They are expensive largely because of housing so your statement is a bit of a tautology.

Historically NYC housing used to be a lot more affordable before they stopped building, reducing supply relative to demand and thereby raising prices.

Has anyone tried to study how much NYC housing demand is due to having a large foreign-born population (something like 37%)?

https://www.huffpost.com/entry/new-york-city-immigrants_n_44...

Do foreigners require more houses than Americans?
.. yes? this is studied.

studies typically conclude that immigrant populations do contribute to housing demand (duh), but the labor supply they bring to services market (e.g. childcare, retail) lowers the cost of those services by a more-than-commensurate amount. so the total cost of living goes down for "natives."

> They are expensive largely because of housing so your statement is a bit of a tautology.

Yes.
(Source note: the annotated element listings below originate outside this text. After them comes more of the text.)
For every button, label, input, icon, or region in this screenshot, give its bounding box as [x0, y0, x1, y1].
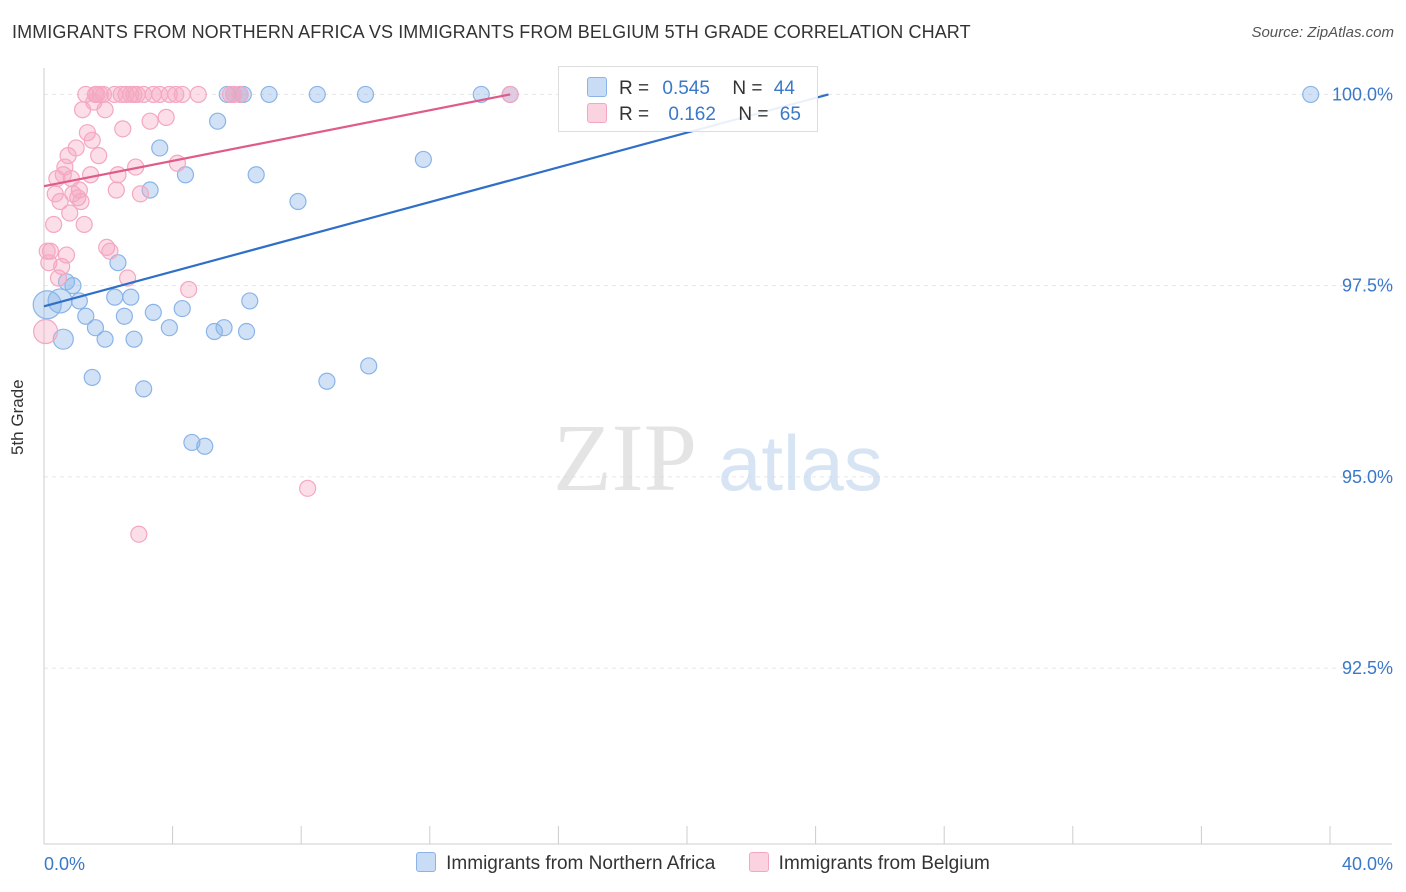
y-tick-label: 92.5% [1342, 658, 1393, 678]
point-northern-africa [106, 288, 124, 306]
point-belgium [189, 85, 207, 104]
series-legend: Immigrants from Northern Africa Immigran… [0, 852, 1406, 875]
legend-item-belgium: Immigrants from Belgium [748, 852, 990, 875]
point-northern-africa [241, 292, 259, 310]
legend-row-belgium: R = 0.162 N = 65 [587, 103, 801, 125]
point-northern-africa [160, 319, 178, 337]
point-belgium [82, 166, 100, 184]
legend-swatch-pink [748, 852, 769, 872]
point-northern-africa [115, 307, 133, 325]
point-northern-africa [183, 433, 201, 452]
legend-swatch-blue [587, 77, 607, 97]
point-belgium [299, 479, 317, 497]
point-northern-africa [237, 322, 256, 341]
point-northern-africa [125, 330, 143, 348]
point-northern-africa [289, 192, 307, 211]
legend-item-label: Immigrants from Belgium [778, 853, 990, 874]
x-tick-label-max: 40.0% [1342, 854, 1393, 874]
y-tick-label: 100.0% [1332, 84, 1393, 104]
point-northern-africa [52, 328, 74, 350]
point-belgium [33, 318, 59, 345]
point-northern-africa [151, 139, 169, 157]
point-northern-africa [135, 380, 153, 398]
point-northern-africa [173, 299, 191, 318]
point-belgium [45, 215, 63, 234]
point-belgium [96, 101, 114, 119]
point-belgium [41, 242, 60, 260]
legend-item-label: Immigrants from Northern Africa [446, 853, 716, 874]
point-northern-africa [414, 150, 432, 169]
x-tick-label-min: 0.0% [44, 854, 85, 874]
y-tick-label: 97.5% [1342, 276, 1393, 296]
legend-r-label: R = [619, 104, 650, 125]
trendline-belgium [43, 93, 511, 188]
point-belgium [225, 85, 243, 104]
point-northern-africa [122, 288, 140, 306]
point-belgium [131, 185, 150, 203]
point-belgium [130, 525, 148, 543]
point-belgium [67, 139, 85, 157]
legend-n-label: N = [738, 104, 769, 125]
point-northern-africa [308, 85, 326, 104]
point-northern-africa [260, 85, 278, 104]
point-northern-africa [96, 330, 114, 348]
legend-row-northern-africa: R = 0.545 N = 44 [587, 77, 795, 99]
point-northern-africa [205, 322, 223, 341]
point-northern-africa [209, 112, 227, 130]
point-northern-africa [77, 307, 95, 325]
correlation-legend: R = 0.545 N = 44 R = 0.162 N = 65 [558, 66, 818, 132]
y-tick-label: 95.0% [1342, 467, 1393, 487]
point-belgium [61, 204, 79, 222]
legend-n-value: 44 [773, 78, 795, 99]
point-belgium [75, 215, 93, 234]
legend-r-value: 0.545 [662, 78, 710, 99]
point-belgium [57, 246, 76, 264]
point-northern-africa [64, 277, 82, 295]
point-belgium [180, 280, 198, 299]
point-belgium [107, 181, 125, 199]
point-northern-africa [247, 166, 265, 184]
point-belgium [231, 85, 249, 104]
point-northern-africa [141, 181, 159, 199]
point-northern-africa [144, 303, 162, 322]
point-belgium [101, 242, 119, 260]
source-label: Source: ZipAtlas.com [1251, 24, 1394, 41]
point-belgium [51, 192, 69, 211]
point-belgium [83, 131, 101, 149]
point-belgium [167, 85, 185, 104]
watermark-zip: ZIP [553, 404, 697, 511]
y-axis-label: 5th Grade [8, 379, 27, 455]
point-belgium [109, 166, 127, 184]
point-northern-africa [1302, 85, 1320, 104]
legend-n-label: N = [732, 78, 763, 99]
point-northern-africa [196, 437, 214, 455]
point-belgium [90, 147, 108, 165]
point-northern-africa [215, 319, 233, 337]
point-northern-africa [318, 372, 336, 390]
point-belgium [173, 85, 191, 104]
legend-n-value: 65 [779, 104, 801, 125]
point-northern-africa [356, 85, 375, 104]
point-belgium [141, 112, 159, 130]
point-northern-africa [360, 357, 378, 375]
watermark-atlas: atlas [718, 419, 883, 507]
legend-item-northern-africa: Immigrants from Northern Africa [416, 852, 715, 875]
point-belgium [114, 120, 132, 138]
point-belgium [157, 108, 175, 126]
point-belgium [160, 85, 178, 104]
point-belgium [72, 192, 90, 211]
chart-title: IMMIGRANTS FROM NORTHERN AFRICA VS IMMIG… [12, 22, 971, 42]
legend-swatch-pink [587, 103, 607, 123]
legend-swatch-blue [416, 852, 437, 872]
point-belgium [168, 154, 187, 172]
legend-r-label: R = [619, 78, 650, 99]
point-northern-africa [86, 319, 105, 337]
legend-r-value: 0.162 [668, 104, 716, 125]
point-northern-africa [83, 368, 101, 387]
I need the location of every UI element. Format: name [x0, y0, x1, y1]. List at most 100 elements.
And that's impossible to fix.

> Historically NYC housing used to be a lot more affordable before they stopped building, reducing supply relative to demand and thereby raising prices.

Demand will _always_ outstrip supply. And there's no such thing as "affordable housing", it's a contradiction like "hot liquid helium". If housing sells, then it's affordable for _somebody_.

What you're talking about is subsidized housing in some form. Like rent control or housing projects.

> Demand will _always_ outstrip supply.

Economics 101 would beg to disagree.

> And there's no such thing as "affordable housing", it's a contradiction like "hot liquid helium". If housing sells, then it's affordable for _somebody_.

Incorrect. Housing can be sold to a buyer that won't use it for housing. Like the dog protecting the manger full of food it can't eat, affordable housing can be removed from the market by investors, tax vehicles, and so forth.